German lawyers were prosecuted at Nuremberg for issuing letters telling lower-ranking officials that war crimes were not crimes at all. Mob lawyers get prosecuted for giving their clients advice on committing crimes and beating the rap. These DOJ officials have not only NOT given the torturers immunity, they have made themselves accomplices. The idea that a letter from a lawyer is some sort of Get Out Of Jail Free Card is a joke.
From the time of the sacking of Troy the West has struggled with the issues of torture. This will continue. If a future president was given the option of getting needed information with tactics that are psychologically torturous but physically harmless, would he or she exercise that option? My guess is if enough of the survival of the nation lay in the balance and the practice was known to work the answer would be, yes. And that would apply to the current president. Ultimately survival trumps all else. So where does that leave us?
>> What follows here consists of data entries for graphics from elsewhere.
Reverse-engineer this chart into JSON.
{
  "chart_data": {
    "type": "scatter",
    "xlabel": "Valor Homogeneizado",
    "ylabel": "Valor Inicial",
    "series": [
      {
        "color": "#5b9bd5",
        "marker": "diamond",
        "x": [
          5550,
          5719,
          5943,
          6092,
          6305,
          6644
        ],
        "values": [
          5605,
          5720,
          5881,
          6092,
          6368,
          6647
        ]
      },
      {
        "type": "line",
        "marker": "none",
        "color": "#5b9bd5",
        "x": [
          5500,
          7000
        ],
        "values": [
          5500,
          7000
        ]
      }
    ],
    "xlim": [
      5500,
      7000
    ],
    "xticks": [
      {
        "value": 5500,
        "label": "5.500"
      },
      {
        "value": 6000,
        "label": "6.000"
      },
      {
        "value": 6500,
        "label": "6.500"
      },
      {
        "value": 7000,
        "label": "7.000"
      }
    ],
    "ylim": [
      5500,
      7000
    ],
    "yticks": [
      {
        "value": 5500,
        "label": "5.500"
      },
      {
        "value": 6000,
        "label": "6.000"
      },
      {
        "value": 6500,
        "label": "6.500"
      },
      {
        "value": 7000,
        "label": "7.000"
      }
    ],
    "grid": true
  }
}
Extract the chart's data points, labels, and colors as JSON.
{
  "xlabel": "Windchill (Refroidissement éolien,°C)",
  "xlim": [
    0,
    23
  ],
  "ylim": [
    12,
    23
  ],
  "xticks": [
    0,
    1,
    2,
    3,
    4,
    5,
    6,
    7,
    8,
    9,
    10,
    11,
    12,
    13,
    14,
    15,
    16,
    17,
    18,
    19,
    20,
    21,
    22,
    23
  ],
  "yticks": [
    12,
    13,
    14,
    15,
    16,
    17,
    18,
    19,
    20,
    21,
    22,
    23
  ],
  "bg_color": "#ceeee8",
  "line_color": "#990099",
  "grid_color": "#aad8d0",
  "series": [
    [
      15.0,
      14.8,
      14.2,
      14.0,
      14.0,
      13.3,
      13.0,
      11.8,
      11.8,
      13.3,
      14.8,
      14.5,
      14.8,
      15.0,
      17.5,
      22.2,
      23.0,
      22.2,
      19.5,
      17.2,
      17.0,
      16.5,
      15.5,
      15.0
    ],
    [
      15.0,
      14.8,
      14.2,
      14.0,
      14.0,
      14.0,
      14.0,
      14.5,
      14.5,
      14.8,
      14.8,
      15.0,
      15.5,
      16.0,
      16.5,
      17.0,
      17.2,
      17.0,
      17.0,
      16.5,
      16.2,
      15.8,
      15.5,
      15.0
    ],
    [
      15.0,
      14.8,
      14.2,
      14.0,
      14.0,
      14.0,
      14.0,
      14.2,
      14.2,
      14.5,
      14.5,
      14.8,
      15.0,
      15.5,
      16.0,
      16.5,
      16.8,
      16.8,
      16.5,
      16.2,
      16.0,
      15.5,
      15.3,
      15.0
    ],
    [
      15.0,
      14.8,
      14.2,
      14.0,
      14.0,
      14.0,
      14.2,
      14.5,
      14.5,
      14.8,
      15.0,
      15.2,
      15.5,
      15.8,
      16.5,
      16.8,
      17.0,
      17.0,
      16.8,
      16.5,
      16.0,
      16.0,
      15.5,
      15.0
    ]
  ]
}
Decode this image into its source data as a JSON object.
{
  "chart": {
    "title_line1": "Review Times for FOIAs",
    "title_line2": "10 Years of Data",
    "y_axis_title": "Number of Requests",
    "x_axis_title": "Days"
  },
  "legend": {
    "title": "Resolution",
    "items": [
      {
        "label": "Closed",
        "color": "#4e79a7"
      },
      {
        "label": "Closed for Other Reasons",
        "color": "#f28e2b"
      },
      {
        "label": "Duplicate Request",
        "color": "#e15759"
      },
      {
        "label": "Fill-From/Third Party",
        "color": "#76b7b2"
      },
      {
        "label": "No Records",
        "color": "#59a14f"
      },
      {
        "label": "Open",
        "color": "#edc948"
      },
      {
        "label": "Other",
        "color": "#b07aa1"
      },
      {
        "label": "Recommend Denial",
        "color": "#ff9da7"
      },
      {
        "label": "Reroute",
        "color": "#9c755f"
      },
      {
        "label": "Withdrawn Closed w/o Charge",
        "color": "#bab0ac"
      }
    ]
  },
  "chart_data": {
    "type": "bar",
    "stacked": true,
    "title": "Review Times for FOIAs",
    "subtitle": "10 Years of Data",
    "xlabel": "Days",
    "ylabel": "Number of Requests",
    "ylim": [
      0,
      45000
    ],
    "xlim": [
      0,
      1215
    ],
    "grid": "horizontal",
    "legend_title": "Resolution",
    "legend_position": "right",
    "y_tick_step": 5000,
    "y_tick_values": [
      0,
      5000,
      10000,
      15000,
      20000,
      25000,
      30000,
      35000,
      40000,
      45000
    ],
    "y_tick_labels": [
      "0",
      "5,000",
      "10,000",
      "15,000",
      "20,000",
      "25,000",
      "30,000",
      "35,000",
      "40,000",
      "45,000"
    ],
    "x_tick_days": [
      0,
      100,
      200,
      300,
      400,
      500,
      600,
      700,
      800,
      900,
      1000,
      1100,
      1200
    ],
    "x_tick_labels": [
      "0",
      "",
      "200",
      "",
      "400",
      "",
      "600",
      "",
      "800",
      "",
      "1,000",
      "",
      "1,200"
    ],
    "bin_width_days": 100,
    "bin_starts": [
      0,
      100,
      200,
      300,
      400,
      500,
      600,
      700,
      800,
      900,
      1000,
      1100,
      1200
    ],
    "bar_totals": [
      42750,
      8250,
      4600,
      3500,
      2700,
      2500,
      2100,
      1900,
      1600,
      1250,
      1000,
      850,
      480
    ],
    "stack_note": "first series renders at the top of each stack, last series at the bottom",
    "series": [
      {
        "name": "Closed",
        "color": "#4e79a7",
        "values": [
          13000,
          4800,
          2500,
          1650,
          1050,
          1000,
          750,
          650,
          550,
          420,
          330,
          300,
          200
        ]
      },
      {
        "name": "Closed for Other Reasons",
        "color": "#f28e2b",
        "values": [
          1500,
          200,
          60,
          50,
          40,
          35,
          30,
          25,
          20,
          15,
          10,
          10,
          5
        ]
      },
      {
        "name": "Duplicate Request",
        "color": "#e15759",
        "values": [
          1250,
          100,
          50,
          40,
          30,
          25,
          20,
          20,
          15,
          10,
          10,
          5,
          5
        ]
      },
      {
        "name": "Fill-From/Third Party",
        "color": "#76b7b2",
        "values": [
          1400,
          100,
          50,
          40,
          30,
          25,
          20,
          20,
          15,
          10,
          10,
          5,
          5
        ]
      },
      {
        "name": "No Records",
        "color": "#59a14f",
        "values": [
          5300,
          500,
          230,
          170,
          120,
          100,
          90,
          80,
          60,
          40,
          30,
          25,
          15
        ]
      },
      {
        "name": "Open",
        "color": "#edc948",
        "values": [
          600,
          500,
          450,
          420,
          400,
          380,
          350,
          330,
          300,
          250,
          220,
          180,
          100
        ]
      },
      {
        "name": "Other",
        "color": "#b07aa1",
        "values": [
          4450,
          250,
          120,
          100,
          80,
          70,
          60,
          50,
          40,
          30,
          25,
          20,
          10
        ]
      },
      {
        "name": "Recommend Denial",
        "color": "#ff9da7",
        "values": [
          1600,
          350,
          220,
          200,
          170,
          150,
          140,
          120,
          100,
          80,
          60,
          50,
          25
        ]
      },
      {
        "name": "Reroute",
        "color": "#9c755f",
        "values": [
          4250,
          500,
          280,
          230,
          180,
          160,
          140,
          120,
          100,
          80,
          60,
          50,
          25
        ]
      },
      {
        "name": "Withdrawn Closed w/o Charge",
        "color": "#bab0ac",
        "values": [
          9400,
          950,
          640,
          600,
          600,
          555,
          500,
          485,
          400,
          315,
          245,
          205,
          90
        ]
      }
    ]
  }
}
If you cannot use techniques SOME believe is torture to extract information on a case by case basis, then why prosecute at all?
The lawyers were correct: It's a matter of intent. If one water boards for fun, it's torture. If a cop keeps a suspect in an interview room for 24 hours to break them down, is that not torture?
If we could have water boarded the 3 Somali pirates, instead of shooting them in the head, which would you prefer?
The lack of context around this issue illustrates the shallow attention and lack of national perspective that permeates far too many issues in this country.